The miracle of Facebook.  Let me explain: this was my first Thanksgiving abroad in a long, long time (since Paris, I think), and Myra’s first Thanksgiving away from her New Jersey hometown and her family since middle school.  Given the lack of ovens and spaceous kitchens in our neck of Shanghai, it would’ve been near impossible to prepare a full Thanksgiving feast in the grandeur that we were used to.  Fortunately, there was a little status update from Madison, a Western-restaurant here run by a jovial chef named Austin Hu, to which Myra and I had been for dinner once many months ago (the spicy hot chocolate there had been exceptional, of all things to remember).  Anyway, Chef Austin and team were cooking up to-go Thanksgiving packages, one with just turkey plus sauces and another with turkey plus the whole sack of sides.  Since our group was predominantly folks far from home, with the rest being first-time Thanksgiving celebrators, dinner turned out to be surprisingly true-to-tradition, the turkey quite flavorful and (importantly) not dry, and the sides plentiful and tasty.
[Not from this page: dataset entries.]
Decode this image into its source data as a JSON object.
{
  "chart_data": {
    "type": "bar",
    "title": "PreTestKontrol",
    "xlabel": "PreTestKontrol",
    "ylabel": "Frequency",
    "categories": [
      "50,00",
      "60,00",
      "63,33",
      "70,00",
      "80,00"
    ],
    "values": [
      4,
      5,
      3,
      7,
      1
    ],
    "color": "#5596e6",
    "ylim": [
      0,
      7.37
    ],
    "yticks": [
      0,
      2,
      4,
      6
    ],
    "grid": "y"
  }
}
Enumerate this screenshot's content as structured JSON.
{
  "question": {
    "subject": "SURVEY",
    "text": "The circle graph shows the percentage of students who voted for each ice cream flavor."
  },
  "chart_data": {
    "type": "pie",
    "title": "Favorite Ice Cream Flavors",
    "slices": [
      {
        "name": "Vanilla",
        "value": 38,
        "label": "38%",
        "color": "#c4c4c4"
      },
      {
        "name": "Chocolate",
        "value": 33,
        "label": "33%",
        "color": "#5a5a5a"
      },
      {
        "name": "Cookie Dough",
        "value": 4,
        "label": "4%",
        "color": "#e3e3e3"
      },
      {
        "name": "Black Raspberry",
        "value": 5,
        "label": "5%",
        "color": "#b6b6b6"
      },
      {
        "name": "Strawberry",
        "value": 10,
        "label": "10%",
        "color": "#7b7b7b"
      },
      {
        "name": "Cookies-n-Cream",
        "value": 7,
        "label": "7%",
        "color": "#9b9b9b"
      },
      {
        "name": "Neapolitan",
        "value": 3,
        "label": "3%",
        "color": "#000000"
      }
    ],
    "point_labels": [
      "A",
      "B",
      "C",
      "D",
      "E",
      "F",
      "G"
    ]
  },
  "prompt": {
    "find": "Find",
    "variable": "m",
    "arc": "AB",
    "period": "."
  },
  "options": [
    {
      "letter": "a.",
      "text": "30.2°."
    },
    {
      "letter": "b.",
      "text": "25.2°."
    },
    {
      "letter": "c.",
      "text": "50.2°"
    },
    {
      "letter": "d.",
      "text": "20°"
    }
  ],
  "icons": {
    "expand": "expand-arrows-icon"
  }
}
The whole spread (note the slab of butter and the paper turkey, imported from America):

The sides and sauces:

We added our own homemade desserts – apple crumble and miniature pecan pies, plus Madison’s pumpkin pies.

I certainly had a lot to be thankful for, both for last night’s festivities, as well as this past year of exciting life changes, love rekindled, friends with senses of humor and voracious appetites, family to remind us that we always have a place in this world, restaurants visited and revisited, exercise postponed, waistbands stretched, bootleg movies watched, amazing places traveled, languages and words learned and relearned, and laughter shared until our cheeks hurt.

Happy post-Thanksgiving leftover binge, everybody!